New Delhi (Gurpreet Singh): Fuel costs in India have spiked sharply as escalating tensions in West Asia continue to disrupt global energy markets, pushing aviation turbine fuel (ATF) prices to record levels and increasing the burden on key sectors.
According to state-run oil companies, jet fuel prices have more than doubled, crossing the ₹2 lakh per kilolitre mark in Delhi for the first time. The latest revision represents an increase of over 114 per cent, making it the steepest surge in recent years. The previous high was recorded in 2022 during a period of global crude volatility.
This marks the second consecutive hike in ATF rates, following a smaller increase in March. Industry analysts warn that the rise could significantly impact airlines, where fuel expenses constitute nearly 40 per cent of operational costs. The situation has been further aggravated by longer flight paths due to restricted airspace in conflict-hit regions.
At the same time, commercial LPG prices have also gone up substantially. The cost of a 19-kg cylinder—commonly used by hotels and restaurants—has increased by ₹195.50, adding pressure on the hospitality industry already grappling with rising input costs.
However, there is some relief for households, as domestic cooking gas prices have remained unchanged for now.
Fuel pricing in India is revised monthly by public sector companies such as Indian Oil Corporation, Bharat Petroleum, and Hindustan Petroleum, based on international crude rates and currency movements.

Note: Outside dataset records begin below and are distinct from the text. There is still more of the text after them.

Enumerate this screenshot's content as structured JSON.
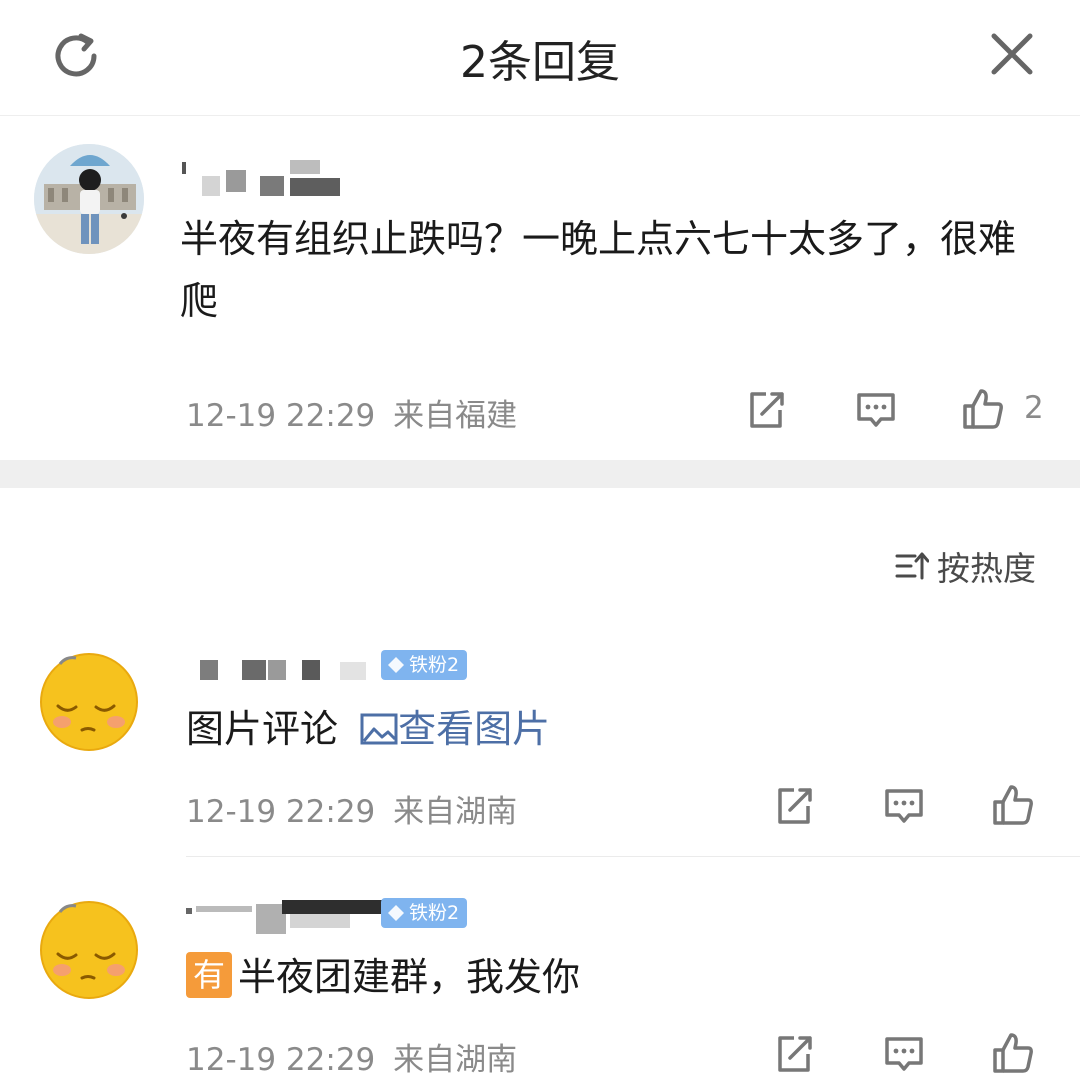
{
  "header": {
    "title": "2条回复"
  },
  "main_comment": {
    "text": "半夜有组织止跌吗？一晚上点六七十太多了，很难爬",
    "time": "12-19 22:29",
    "location": "来自福建",
    "like_count": "2"
  },
  "sort": {
    "label": "按热度"
  },
  "replies": [
    {
      "badge": "铁粉2",
      "text_prefix": "图片评论",
      "view_image_label": "查看图片",
      "time": "12-19 22:29",
      "location": "来自湖南"
    },
    {
      "badge": "铁粉2",
      "tag": "有",
      "text": "半夜团建群，我发你",
      "time": "12-19 22:29",
      "location": "来自湖南"
    }
  ],
  "colors": {
    "badge": "#7fb4ef",
    "link": "#4d6fa6",
    "tag": "#f59b3a",
    "meta": "#8a8a8a"
  },
  "icons": [
    "refresh-icon",
    "close-icon",
    "share-icon",
    "comment-icon",
    "like-icon",
    "sort-icon",
    "image-icon",
    "diamond-icon"
  ]
}
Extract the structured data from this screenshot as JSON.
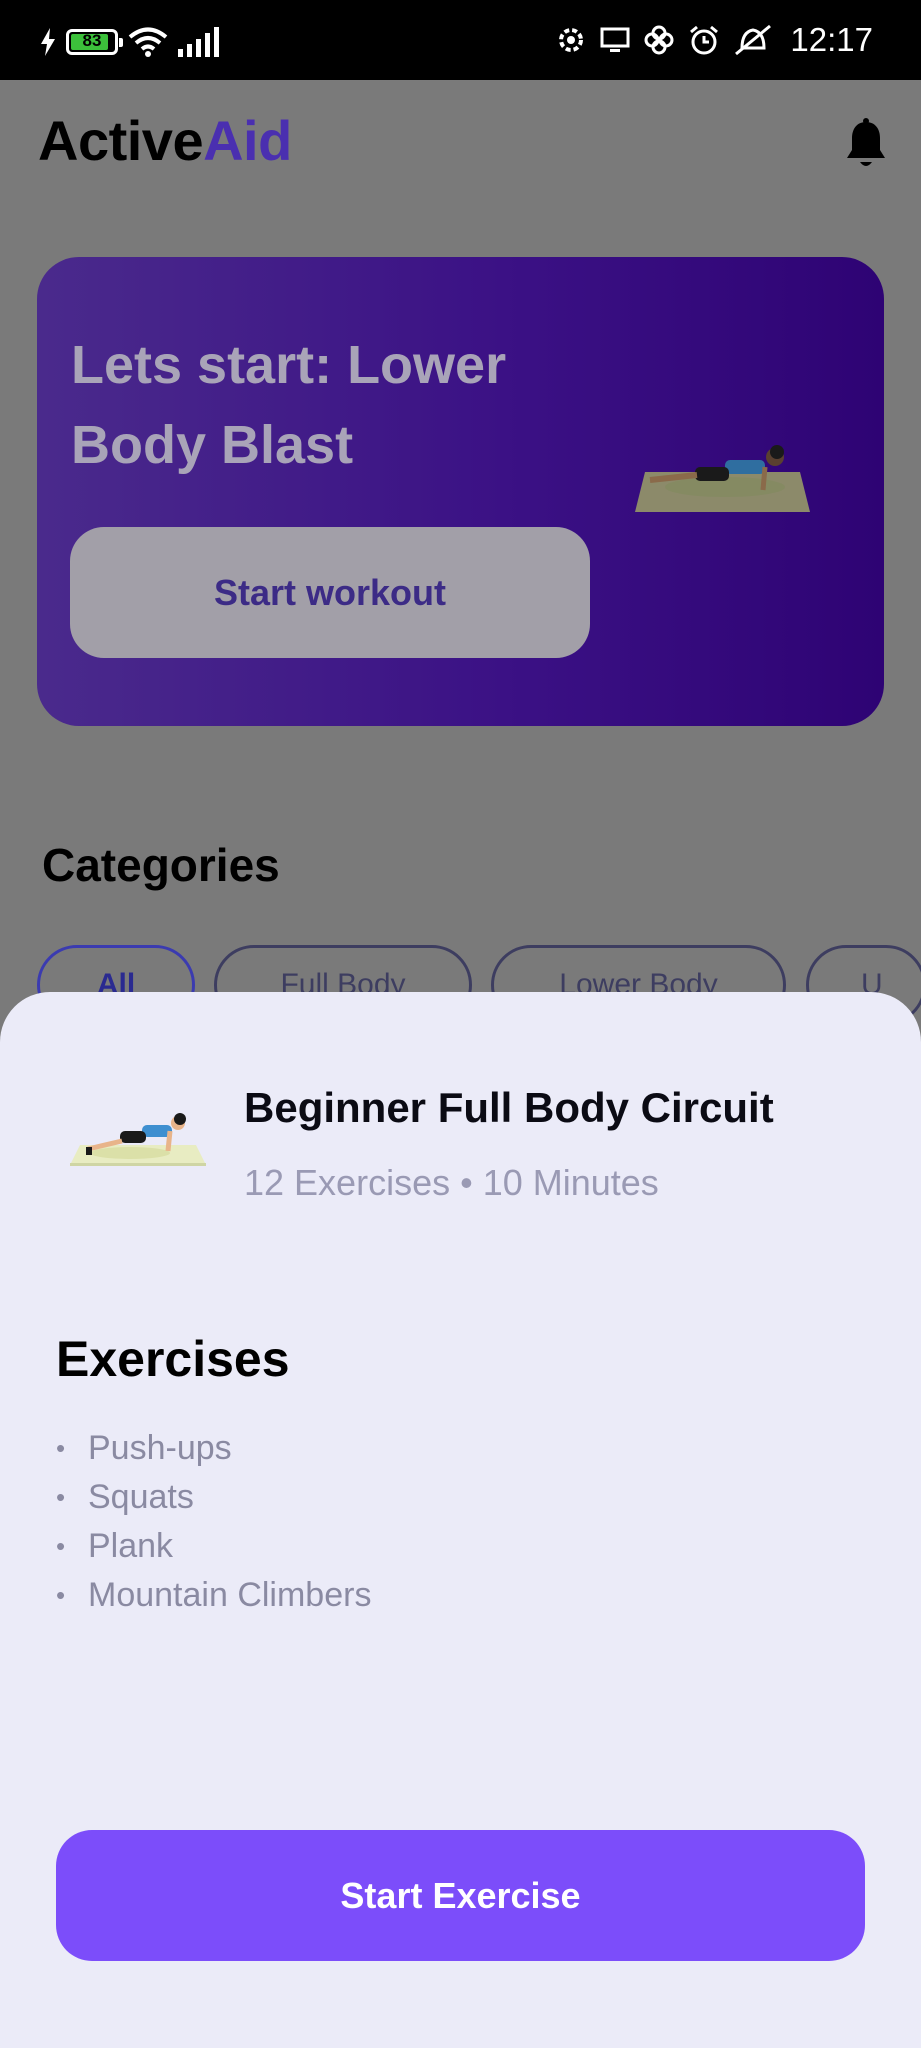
{
  "status_bar": {
    "battery_level": "83",
    "time": "12:17",
    "icons": [
      "charging-icon",
      "battery-icon",
      "wifi-icon",
      "signal-icon",
      "settings-icon",
      "screen-cast-icon",
      "fan-icon",
      "alarm-icon",
      "alarm-off-icon"
    ]
  },
  "header": {
    "title_part1": "Active",
    "title_part2": "Aid",
    "bell_icon": "bell-icon"
  },
  "banner": {
    "title": "Lets start: Lower Body Blast",
    "button_label": "Start workout"
  },
  "categories": {
    "title": "Categories",
    "chips": [
      "All",
      "Full Body",
      "Lower Body",
      "U"
    ]
  },
  "sheet": {
    "workout_title": "Beginner Full Body Circuit",
    "workout_meta": "12 Exercises • 10 Minutes",
    "exercises_title": "Exercises",
    "exercises": [
      "Push-ups",
      "Squats",
      "Plank",
      "Mountain Climbers"
    ],
    "start_button": "Start Exercise"
  },
  "colors": {
    "accent": "#7c4dfa",
    "brand_dim": "#4a2fb0",
    "sheet_bg": "#ebebf8",
    "overlay": "#7a7a7a"
  }
}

Global oil prices have surged significantly in recent weeks due to supply disruptions linked to the ongoing conflict, raising concerns about inflationary pressures across multiple sectors.
While petrol and diesel prices have remained stable since last year’s reduction, the sharp rise in aviation and commercial fuel costs is expected to have a cascading effect, potentially leading to higher airfares and increased service charges in the coming weeks.